O mapa de O. Bendix aplica à geografia indígena da América do Sul o referencial teórico dos Kulturkreise — os “círculos culturais” da escola histórico-cultural alemã (Graebner, Schmidt) que vigorava como paradigma dominante na etnologia comparativa das décadas de 1920-1940. O título completo, extraído do quadro de legenda (“Localização dos Círculos Culturais em Grupos Linguísticos na América do Sul”), é revelador: o cartógrafo alia duas categorias distintas — linguística e cultural — como se fossem sobreponíveis, o que reflete a postura teórica da escola. (CM-0133, p. 1)
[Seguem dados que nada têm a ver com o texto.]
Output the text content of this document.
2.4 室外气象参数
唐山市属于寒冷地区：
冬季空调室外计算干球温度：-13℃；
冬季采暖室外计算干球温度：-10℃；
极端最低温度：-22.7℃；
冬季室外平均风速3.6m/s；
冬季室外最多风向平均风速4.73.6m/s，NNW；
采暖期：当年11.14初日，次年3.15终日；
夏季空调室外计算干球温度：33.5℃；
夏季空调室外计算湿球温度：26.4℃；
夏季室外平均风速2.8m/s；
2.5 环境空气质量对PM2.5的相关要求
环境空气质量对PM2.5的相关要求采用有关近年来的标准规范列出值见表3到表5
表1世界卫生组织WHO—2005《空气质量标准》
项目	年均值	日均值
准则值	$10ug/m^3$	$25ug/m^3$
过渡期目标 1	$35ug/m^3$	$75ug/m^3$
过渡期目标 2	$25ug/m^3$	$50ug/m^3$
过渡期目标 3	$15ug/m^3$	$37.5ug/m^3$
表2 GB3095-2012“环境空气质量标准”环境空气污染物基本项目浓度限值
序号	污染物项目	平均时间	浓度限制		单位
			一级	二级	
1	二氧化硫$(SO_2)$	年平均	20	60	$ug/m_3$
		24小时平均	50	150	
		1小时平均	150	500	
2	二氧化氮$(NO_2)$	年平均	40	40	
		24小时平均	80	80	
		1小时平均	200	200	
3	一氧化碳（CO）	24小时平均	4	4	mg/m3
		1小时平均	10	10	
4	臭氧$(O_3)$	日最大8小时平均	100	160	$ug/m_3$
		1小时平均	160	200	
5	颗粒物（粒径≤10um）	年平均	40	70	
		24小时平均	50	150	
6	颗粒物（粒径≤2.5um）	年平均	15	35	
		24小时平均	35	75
Os cinco círculos culturais hierarquizam os povos de acordo com critérios de “complexidade”: o Círculo I (“As culturas primárias”) agrupa os considerados mais isolados ou simples; o II abrange culturas “totêmico-patrilineares”; o III, “exógamo-matrilineares” (ditas “de 2 classes”); o IV, a “cultura matrilinear livre” (denominada “Cultura do Arco”); e o V designa não um círculo próprio, mas uma “influência cultural” de “zonas culturais austronésicas” — hipótese difusionista que propunha contato pré-colombiano entre a Oceania e a América do Sul. Os Bororo aparecem classificados no grupo 12 (“Tribos Primitivas Isoladas”) — enquadramento que os coloca fora das categorias evolutivas da escola, em posição de radical alteridade. (CM-0133, p. 1)

A legenda numérica cobre 13 famílias linguísticas, e uma legenda de siglas identifica grupos do alto Amazonas e noroeste (Chamacoco, Cobeua, Desana, Tuiuca, Uanana, entre outros), sugerindo atenção particular à bacia amazônica. No corpo do mapa, os etnônimos dos grupos mais numerosos ou territorialmente conspícuos aparecem diretamente sobre a área correspondente — Kaiapó (grafado “CAIAPO-5”), Apinayé (“APINAGES?”), Mundurucus, Guarani, Bororos, Canela (“CANAELLA-5”), Ticuna, Botocudos, Coroados, entre outros. As interrogações junto a certos nomes (“APINAGES?”, “GUARANI?”, “MANAO?”) sugerem incerteza do cartógrafo ou informação então disputada — não são artefatos do OCR. (CM-0133, p. 1)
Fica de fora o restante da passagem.